God how you loved books. Building them into walls, surrounding your bed. We'd pass out listening to this song, with titles in our head. I'd read and read...til sleep. All those titles made me feel so small. Until one day they dared me, "Woman the fuck up, stand tall," and made me a writer.
You made me man. In so many ways, you made me because you stuck around. You were so brave.
I write about it all. And our love will never be understood, not that it should be, it's that unique. Complete. Absolute. And yet this mystery. Like faith. Some things, the most spiritual, sacred contemplations, are not meant to be seen. The is how I see US. Except, those teen sneak previews at dusk. We'd come out, dancing.
Titles and crickets and walls lined with books. The smartest boy I've ever known. How you looked into me. It showed your heart. It showed your mind. I love you completely. Even when you make me mad. Even though you are not "mine". Unconditionally. Which is rather rare - we never really knew unconditional love. We were born ashamed of something, some "untitled" bad, that had nothing to do with us. Mistakes our parents made that condensed into residue after nine-months. Were we unwanted? Were we their offspring their children, or just dust?
We didn't know. But we stuck together. And you never left me. Not even in the hurricane, when we parked the beat up, green car on the hill. Instead we laughed and danced, knowing it was a moment we'd never again get to feel. We literally weathered everything.
Let it rain, bring the pain, we'll love anyway. We'll stay, smiling.
We were an US. Still are.
Even separated and struggling. Emotionally together. All these years and you'd never leave. You were my soldier. You let me just be. And loved me that way. On and off the stage. Music or silence. Cradling the violence. Drugs and boys. All kinds of noise. There is a darkness in all of us. BUT, you loved me. Beautiful boy. You still love me. And, well I'm not looking back.
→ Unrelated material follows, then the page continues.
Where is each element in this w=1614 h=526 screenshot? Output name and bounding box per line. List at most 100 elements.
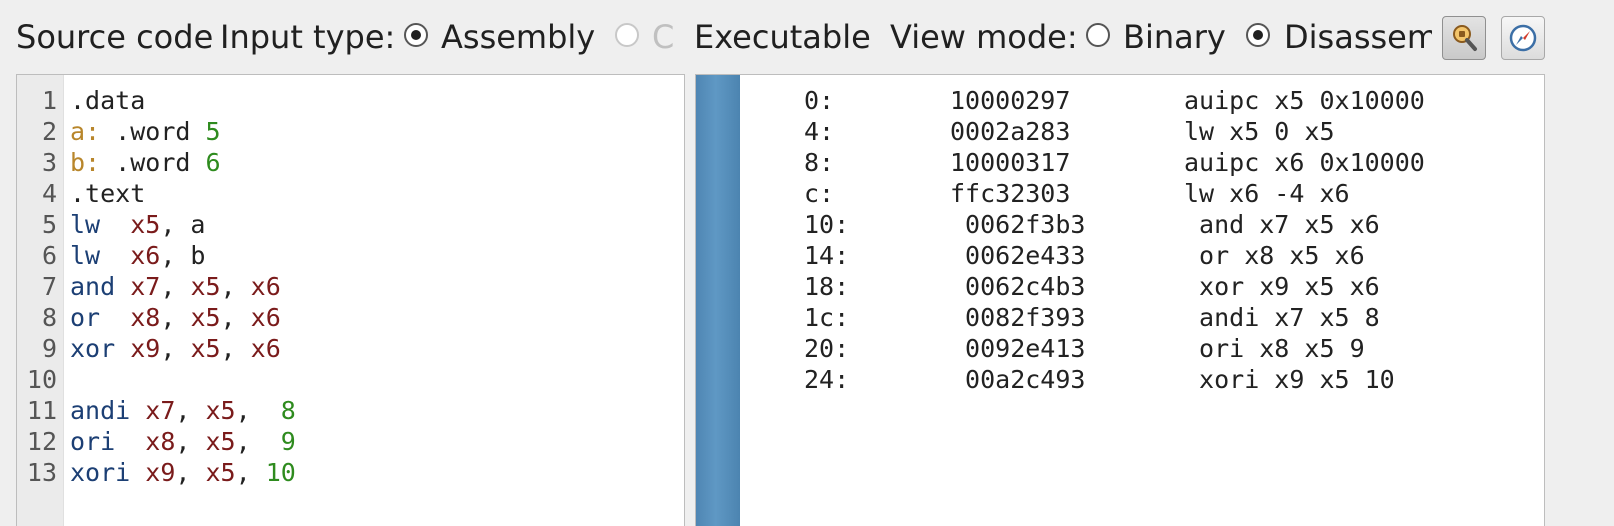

Never will. My love is eternal, it can't be taken back. It is boundless, it always was...where the fuck would it go even if I tried? It will never die.
And I was right, I had no family. But amen, you did. You fought, You win. I sin. I have my friends and him, ours.
We rushed the stage during their last show. Your sweat surrounded you like a halo. I can still see your smile. Miles and miles from where we are today. It always calls me back, "Stay. Stay."
So, I go back to that day. Of velocitygrl and their last show.
We're jumping. Center stage. Happy little us. Questioning everything we couldn't know, except the beat. In some ways, we are still rushing the stage. Music knows no age. Nor does love and orphans saturated with loyalty. I am forever a servant at your feet. Happily. I pray you know that when you worry you don't me, or anything for that matter, anymore.
Here is my home. Here's the key. You have all of me and my family.
She's singing beside us. The bar, since, has closed down. Twenty years later. We're still bopping along. You're still my favorite skater. She's still our favorite sound. My namesake you say until this day. I giggle and look away. I whisper, "US." We were never dust my love, we were US. Enough. And loved beyond dimension. Beyond every contention. We stayed. Family.
We won. We proved it could be done.
It's not our last show. Not yet. I'm still dancing, everywhere you go. My legs, diseased and slow. I still dance beside you, wherever you go. I made a promise to you. As you did me. It's not what US do. My namesake. Velocity. Everything going by so fast beside us, but I'm still slo-dancing with you, in my forties, at dusk.
In case no one ever told you...you are loved, just as you are, and far more than "enough"...
I'm on my last leg
Running when I
Can barely walk
And when you said I couldn't see
You told everything but the truth
Could it be all that bad
To forget about my favorite thing
I know you
You know all I want to do
Is live my life
And forget about you...
Rob, I didn't know how to really LIVE, before you. Eternal gratitude for you. This, this is what you do. Inspire people to try.